Bug 275225 - On ARM64 carp preempt not working as expected
Summary: On ARM64 carp preempt not working as expected
Status: New
Alias: None
Product: Base System
Classification: Unclassified
Component: kern (show other bugs)
Version: 14.0-RELEASE
Hardware: arm64 Any
: --- Affects Some People
Assignee: freebsd-net (Nobody)
URL:
Keywords:
Depends on:
Blocks:
 
Reported: 2023-11-21 06:18 UTC by ekoort
Modified: 2024-03-28 08:22 UTC (History)
4 users (show)

See Also:


Attachments

Note You need to log in before you can comment on or make changes to this bug.
Description ekoort 2023-11-21 06:18:12 UTC
Hello,

It seems that carp completely ignores net.inet.carp.preempt value and always promotes "master" to host having higher advskew.
Two hosts, RPI4 and Pine Rockpro64. Same issue with FBSD 13.1 and 14.0

Config:
/boot/loader.conf: carp_load="YES"
/etc/sysctl.conf: net.inet.carp.preempt=0

RPI4 /etc/rc.conf:
# primary
ifconfig_genet0="inet 192.168.1.19 netmask 255.255.255.0"
defaultrouter="192.168.1.1"
ifconfig_genet0_alias0="inet vhid 1 pass xyz alias 192.168.1.20/24"
#ifconfig_genet0_alias0="inet vhid 1 advskew 100 pass xyz alias 192.168.1.20/24"

ROCKPRO64 /etc/rc.conf:
ifconfig_dwc0="inet 192.168.1.21 netmask 255.255.255.0"
defaultrouter="192.168.1.1"
# primary
#ifconfig_dwc0_alias0="inet vhid 1 pass xyz alias 192.168.1.20/24"
# backup
ifconfig_dwc0_alias0="inet vhid 1 advskew 100 pass xyz alias 192.168.1.20/24"

As told before when host having higher advskew comes online it will always promoted to be a primary regardless net.inet.carp.preempt=0/1 setting.

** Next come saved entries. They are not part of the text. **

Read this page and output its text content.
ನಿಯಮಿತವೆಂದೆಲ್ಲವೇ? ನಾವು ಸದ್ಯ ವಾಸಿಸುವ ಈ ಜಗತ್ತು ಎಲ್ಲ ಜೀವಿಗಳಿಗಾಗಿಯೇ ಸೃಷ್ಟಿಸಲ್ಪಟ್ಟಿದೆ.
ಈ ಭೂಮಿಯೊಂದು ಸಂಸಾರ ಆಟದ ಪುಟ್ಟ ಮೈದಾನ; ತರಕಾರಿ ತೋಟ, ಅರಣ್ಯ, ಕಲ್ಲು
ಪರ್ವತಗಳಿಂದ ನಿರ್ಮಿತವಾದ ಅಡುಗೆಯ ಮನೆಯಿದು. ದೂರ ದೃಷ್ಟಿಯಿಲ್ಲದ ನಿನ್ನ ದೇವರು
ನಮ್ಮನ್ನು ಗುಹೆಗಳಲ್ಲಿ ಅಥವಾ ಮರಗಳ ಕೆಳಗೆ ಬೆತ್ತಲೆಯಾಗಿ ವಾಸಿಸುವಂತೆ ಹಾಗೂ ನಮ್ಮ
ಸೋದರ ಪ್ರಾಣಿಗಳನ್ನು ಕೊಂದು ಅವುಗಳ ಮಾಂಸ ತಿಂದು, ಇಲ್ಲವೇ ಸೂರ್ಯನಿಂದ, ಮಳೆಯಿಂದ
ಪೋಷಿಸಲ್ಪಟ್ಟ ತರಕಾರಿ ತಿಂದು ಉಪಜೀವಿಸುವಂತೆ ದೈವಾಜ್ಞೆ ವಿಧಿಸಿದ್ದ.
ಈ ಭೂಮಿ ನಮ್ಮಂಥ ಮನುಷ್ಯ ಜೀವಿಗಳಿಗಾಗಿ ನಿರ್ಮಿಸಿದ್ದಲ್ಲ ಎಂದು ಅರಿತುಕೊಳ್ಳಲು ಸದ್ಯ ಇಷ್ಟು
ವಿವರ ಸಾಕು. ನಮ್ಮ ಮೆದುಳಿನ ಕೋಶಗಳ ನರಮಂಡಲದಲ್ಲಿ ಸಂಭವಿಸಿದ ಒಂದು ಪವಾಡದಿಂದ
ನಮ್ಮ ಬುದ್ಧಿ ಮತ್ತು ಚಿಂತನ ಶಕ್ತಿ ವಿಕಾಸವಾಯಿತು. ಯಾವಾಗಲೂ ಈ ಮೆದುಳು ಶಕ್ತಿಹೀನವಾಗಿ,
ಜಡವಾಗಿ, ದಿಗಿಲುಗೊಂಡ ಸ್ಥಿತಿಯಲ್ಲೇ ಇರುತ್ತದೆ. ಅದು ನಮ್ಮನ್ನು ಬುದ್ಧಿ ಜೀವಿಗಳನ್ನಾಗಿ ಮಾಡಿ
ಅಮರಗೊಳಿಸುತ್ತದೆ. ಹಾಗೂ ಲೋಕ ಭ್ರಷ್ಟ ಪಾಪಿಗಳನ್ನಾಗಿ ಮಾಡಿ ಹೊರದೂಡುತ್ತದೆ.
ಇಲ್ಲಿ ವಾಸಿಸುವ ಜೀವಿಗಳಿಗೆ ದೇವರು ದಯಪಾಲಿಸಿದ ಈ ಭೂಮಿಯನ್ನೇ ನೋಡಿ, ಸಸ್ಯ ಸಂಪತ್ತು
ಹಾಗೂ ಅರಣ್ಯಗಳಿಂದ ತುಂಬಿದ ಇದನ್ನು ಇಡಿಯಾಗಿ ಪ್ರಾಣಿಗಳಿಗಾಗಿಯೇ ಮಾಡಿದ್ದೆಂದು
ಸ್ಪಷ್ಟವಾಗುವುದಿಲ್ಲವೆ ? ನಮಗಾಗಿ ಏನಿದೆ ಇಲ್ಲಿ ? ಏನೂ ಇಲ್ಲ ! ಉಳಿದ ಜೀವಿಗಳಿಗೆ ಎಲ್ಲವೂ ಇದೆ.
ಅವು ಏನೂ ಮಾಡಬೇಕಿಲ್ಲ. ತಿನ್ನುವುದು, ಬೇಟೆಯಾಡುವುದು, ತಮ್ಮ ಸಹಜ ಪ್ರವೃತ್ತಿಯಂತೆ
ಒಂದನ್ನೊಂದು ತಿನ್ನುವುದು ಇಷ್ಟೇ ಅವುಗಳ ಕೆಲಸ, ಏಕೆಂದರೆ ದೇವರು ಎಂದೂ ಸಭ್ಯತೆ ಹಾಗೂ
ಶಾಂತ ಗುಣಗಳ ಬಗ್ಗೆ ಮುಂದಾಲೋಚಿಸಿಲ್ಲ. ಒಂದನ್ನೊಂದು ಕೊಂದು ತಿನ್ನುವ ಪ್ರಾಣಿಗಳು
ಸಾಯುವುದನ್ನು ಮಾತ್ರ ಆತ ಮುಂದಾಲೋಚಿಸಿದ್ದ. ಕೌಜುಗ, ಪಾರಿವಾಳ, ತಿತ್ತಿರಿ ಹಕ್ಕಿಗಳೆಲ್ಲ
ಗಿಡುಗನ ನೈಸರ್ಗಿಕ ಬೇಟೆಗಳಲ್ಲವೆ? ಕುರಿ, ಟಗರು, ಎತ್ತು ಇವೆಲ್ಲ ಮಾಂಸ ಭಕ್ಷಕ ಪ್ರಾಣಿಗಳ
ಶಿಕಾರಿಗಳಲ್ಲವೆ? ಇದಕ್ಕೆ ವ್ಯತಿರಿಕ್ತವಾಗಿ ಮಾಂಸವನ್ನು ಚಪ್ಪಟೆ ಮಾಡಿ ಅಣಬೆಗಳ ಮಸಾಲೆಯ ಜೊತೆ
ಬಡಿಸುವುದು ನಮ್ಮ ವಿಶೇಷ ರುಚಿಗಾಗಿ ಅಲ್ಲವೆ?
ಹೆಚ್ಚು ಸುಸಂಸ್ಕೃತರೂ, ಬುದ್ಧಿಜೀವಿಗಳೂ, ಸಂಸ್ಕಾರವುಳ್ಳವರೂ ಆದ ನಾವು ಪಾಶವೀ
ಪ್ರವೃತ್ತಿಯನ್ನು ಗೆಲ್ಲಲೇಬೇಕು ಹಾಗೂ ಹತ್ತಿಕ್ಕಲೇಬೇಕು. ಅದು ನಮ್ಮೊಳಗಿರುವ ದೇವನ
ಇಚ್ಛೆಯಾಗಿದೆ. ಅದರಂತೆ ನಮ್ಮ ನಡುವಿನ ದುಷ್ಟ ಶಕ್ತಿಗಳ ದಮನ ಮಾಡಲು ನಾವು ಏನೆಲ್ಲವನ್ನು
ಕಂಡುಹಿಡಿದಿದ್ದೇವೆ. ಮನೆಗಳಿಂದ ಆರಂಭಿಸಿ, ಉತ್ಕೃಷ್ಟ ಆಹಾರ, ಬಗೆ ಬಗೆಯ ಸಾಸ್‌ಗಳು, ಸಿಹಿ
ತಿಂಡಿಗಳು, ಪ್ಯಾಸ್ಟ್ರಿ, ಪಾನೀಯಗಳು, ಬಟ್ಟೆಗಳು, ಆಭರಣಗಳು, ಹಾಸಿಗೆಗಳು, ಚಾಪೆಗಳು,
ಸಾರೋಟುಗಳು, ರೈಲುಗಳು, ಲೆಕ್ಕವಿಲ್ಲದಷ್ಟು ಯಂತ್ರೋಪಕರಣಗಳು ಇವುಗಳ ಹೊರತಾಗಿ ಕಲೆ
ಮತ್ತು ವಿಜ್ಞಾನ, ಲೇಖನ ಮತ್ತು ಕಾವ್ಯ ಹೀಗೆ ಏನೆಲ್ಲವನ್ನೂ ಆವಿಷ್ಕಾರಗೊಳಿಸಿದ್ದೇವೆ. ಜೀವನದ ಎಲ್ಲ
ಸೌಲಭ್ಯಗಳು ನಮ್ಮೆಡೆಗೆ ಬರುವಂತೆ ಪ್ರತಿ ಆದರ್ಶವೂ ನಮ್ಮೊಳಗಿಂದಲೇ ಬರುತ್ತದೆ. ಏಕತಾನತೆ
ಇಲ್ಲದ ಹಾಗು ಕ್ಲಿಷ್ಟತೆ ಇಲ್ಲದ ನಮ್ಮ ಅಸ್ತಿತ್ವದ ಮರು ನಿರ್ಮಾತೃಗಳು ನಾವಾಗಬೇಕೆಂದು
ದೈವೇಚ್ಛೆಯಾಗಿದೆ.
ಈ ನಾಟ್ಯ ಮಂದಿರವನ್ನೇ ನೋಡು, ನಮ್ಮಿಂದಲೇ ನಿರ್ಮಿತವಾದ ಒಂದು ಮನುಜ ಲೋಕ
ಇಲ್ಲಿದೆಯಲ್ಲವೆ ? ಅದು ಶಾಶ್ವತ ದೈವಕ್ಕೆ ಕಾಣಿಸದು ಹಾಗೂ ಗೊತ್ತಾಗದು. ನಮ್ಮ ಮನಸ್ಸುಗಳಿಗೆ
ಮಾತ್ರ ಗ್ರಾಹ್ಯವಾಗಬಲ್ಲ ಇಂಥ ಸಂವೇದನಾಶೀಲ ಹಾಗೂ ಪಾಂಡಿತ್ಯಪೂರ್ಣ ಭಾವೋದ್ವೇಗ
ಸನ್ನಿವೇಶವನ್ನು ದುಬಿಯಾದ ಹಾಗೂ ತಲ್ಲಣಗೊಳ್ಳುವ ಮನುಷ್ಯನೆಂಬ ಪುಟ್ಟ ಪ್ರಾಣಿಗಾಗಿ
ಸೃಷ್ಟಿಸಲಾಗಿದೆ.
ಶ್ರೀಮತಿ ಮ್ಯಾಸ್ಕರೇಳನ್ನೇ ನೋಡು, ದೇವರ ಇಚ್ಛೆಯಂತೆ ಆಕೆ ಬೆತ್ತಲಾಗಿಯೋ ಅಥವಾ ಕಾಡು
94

I tested with same configuration in Virtualbox with two AMD64 FBSD14 VM-s. It worked as expected: primary A goes down, secondary B takes over, primary A comes up and stays secondary and former secondary B stays primary.
Comment 1 Reid Linnemann 2023-11-21 23:14:34 UTC
I think you've misunderstood net.inet.carp.preempt:

   net.inet.carp.preempt                 Allow virtual hosts to preempt each
                                           other.  When enabled, a vhid in a
                                           backup state would preempt a master
                                           that is announcing itself with a
                                           lower advskew.  Disabled by
                                           default.

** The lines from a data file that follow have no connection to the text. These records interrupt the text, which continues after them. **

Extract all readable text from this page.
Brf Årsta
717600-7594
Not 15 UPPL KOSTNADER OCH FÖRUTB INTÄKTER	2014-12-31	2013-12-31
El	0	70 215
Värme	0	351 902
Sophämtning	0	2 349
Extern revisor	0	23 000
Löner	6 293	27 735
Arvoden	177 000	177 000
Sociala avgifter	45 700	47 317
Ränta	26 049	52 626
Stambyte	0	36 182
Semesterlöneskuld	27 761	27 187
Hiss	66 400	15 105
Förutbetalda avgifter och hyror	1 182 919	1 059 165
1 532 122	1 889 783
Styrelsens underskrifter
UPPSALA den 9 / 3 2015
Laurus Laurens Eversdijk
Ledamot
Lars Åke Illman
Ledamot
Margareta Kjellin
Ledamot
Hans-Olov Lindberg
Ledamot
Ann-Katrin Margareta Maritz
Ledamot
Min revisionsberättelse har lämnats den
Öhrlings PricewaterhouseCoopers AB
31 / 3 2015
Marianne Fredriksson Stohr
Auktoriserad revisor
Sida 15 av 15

Here, 'virtual host' refers to the shared address associated with a VHID. This setting allows a host with multiple VHIDs to assume the master role on all VHIDs if just one of them fails over. See in carp(4):

     Assume that host A is the preferred master and we are running the
     192.168.1.0/24 prefix on em0 and 192.168.2.0/24 on em1.  This is the
     setup for host A (advskew is above 0 so it could be overwritten in the
     emergency situation from the other host):

           ifconfig em0 vhid 1 advskew 100 pass mekmitasdigoat 192.168.1.1/24
           ifconfig em1 vhid 2 advskew 100 pass mekmitasdigoat 192.168.2.1/24

     The setup for host B is identical, but it has a higher advskew:

           ifconfig em0 vhid 1 advskew 200 pass mekmitasdigoat 192.168.1.1/24
           ifconfig em1 vhid 2 advskew 200 pass mekmitasdigoat 192.168.2.1/24

     When one of the physical interfaces of host A fails, advskew is demoted
     to a configured value on all its carp vhids.  Due to the preempt option,
     host B would start announcing itself, and thus preempt host A on both
     interfaces instead of just the failed one.

It seems likely to me that in your RPI/ROCKPRO setup that your two hosts are not actually exchanging CARP messages correctly and both believe that they are the lowest advbase for the VHID.
Comment 2 Reid Linnemann 2023-11-21 23:17:16 UTC
Correction to my previous comment - both believe that have the lowest advskew, not advbase
Comment 3 ekoort 2024-02-24 06:39:43 UTC
As of today it works as expected - ip stays there where it is when 'main' comes back up. Don't know and can not explain why.
Comment 4 ekoort 2024-03-28 08:22:42 UTC
So today it did not work as expected. 
Main went down, secondary took over, main came up and instantly main took over while it (cluster services) should stay on secondary.
So it's a mixed results for unknown reason.